Und das an diesem Wochenende für einen zwar hochklassig besetzten, aber in der Tiefe doch arg dünnen Kader mit 17, in Peiting gar nur 16 Feldspielern! Und noch dazu ohne den etatmäßigen Stammtorhüter Andi Mechel, der aber von Christopher Kolarz so gut vertreten wurde, dass der junge Neue sogar derzeit mit 2,00 den besten Gegentorschnitt der gesamten Liga aufweist und zwischen dem einzigen Gegentor gegen Füssen und dem ersten gegen Höchstadt mehr als ein ganzes Match, nämlich 62:36 Minuten, unbezwungen blieb.

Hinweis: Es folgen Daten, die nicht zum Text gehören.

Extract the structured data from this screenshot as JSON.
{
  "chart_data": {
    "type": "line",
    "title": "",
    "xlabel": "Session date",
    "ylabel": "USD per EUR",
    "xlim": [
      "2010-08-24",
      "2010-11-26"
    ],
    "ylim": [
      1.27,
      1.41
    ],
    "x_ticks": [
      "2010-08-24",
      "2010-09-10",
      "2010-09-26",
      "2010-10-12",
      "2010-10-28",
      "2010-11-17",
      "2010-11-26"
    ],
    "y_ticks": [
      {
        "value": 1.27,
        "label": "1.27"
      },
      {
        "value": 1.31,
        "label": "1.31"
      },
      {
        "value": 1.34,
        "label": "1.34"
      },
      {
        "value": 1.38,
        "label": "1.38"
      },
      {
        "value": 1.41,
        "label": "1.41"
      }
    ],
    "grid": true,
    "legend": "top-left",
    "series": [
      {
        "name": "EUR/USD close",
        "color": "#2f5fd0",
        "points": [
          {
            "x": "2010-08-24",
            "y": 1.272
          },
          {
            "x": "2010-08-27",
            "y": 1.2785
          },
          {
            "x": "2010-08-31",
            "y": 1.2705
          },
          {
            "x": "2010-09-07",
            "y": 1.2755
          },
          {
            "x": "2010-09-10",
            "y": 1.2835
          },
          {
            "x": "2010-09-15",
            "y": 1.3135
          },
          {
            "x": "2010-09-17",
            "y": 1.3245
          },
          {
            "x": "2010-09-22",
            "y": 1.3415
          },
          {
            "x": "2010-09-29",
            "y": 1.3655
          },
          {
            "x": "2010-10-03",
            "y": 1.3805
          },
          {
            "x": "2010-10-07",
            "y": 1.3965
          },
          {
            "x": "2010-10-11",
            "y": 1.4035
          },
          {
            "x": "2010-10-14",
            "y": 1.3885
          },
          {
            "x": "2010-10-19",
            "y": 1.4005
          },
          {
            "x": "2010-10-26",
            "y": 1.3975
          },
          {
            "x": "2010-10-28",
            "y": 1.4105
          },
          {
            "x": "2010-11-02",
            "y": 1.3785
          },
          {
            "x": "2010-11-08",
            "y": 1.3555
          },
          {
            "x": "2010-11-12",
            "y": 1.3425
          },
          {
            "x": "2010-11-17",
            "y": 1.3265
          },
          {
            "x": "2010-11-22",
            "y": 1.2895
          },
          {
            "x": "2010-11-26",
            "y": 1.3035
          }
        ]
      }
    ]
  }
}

Ein gewisser „Killerinstinkt“

Was die Starbulls mit ihrer Routine heuer anscheinend auszeichnet, ist ein gewisser „Killerinstinkt“ im Ausnutzen von gegnerischen Schwächephasen. Beispiele: Drei Treffer in viereinhalb Minuten in Garmisch, gegen Füssen dauerte es nur unwesentlich länger (5:11 Minuten) und am Sonntag in Peiting gut sieben Minuten. Und auch von Gegentreffern lässt man sich nicht aus der Ruhe bringen (einzige Ausnahme: der Höchstadter Doppelschlag innerhalb von 45 Sekunden). Aber als das Spiel gegen die Alligators kurz vor Schluss noch unnötig knapp wurde, konterte Alex Höller den Anschlusstreffer der Gäste nur anderthalb Minuten später, und in Peiting stellte Manuel Edfelder fast im direkten Gegenzug (20 Sekunden) nach dem ersten ECP-Tor den alten Abstand wieder her.

Pech für die Starbulls und Max Brandl: Der Puck landetet nur am Pfosten des Höchstadter Tores.

Nur gegen Höchstadt gelang kein Überzahltor

Wesentlicher Bestandteil der Offensive ist (im Gegensatz zum Vorjahr) das Powerplay. Lediglich gegen Höchstadt gelang kein Überzahltor, aber da hatten die Starbulls im ganzen Spiel nur zehn Sekunden Überzahl. Ansonsten drei Tore in Garmisch, zwei in Peiting und eins gegen Füssen. Jedes zweite Powerplay führt derzeit zu Rosenheimer Treffern, ein weiter Abstand zu den 29,4 Prozent Effektivität, mit denen die Alligators auf Rang zwei in dieser Rubrik liegen.

Peiting hat in den ersten vier Spielen überhaupt noch nicht in Überzahl getroffen. Mit ein Grund, warum das Spiel gegen die Starbulls trotz vier Phasen numerischer Überlegenheit verloren ging.

Max Vollmayer ist wieder vorne dabei

Was die Gegner zu Saisonbeginn schon erfahren mussten: Die eine Top-Reihe, die man kaltstellen muss, um zu gewinnen, gibt es nicht bei den Starbulls. Fielen am ersten Wochenende noch Kevin Slezak, Brad Snetsinger und Verteidiger Aaron Reinig als Doppeltorschützen auf, so trafen an diesem Wochenende mit Alex Höller, Curtis Leinweber und Marc Schmidpeter gleich drei Spieler doppelt und Manuel Edfelder sogar dreimal. Und natürlich ist auch Max Vollmayer schon wieder vorne mit dabei. Seine eins plus fünf Scorerpunkte werden ligaweit nur vom Höchstadter Martin Vojcak übertroffen. Der stürmende Verteidiger ist auch, nachdem Dominik Daxlberger am Sonntag leer ausging, neben Curtis Leinweber der einzige Rosenheimer, der bis jetzt in jedem Spiel scoren konnte.

Durch den Sieg in Peiting ist die Rosenheimer Bilanz seit 2017 im „gallischen Dorf“ bei je fünf Siegen und Niederlagen ausgeglichen, was man von der Höchstadter Bilanz in Rosenheim nicht behaupten kann. Im sechsten Gastspiel kassierten die Alligators die sechste Niederlage, und das bei einem Torverhältnis von 9:31!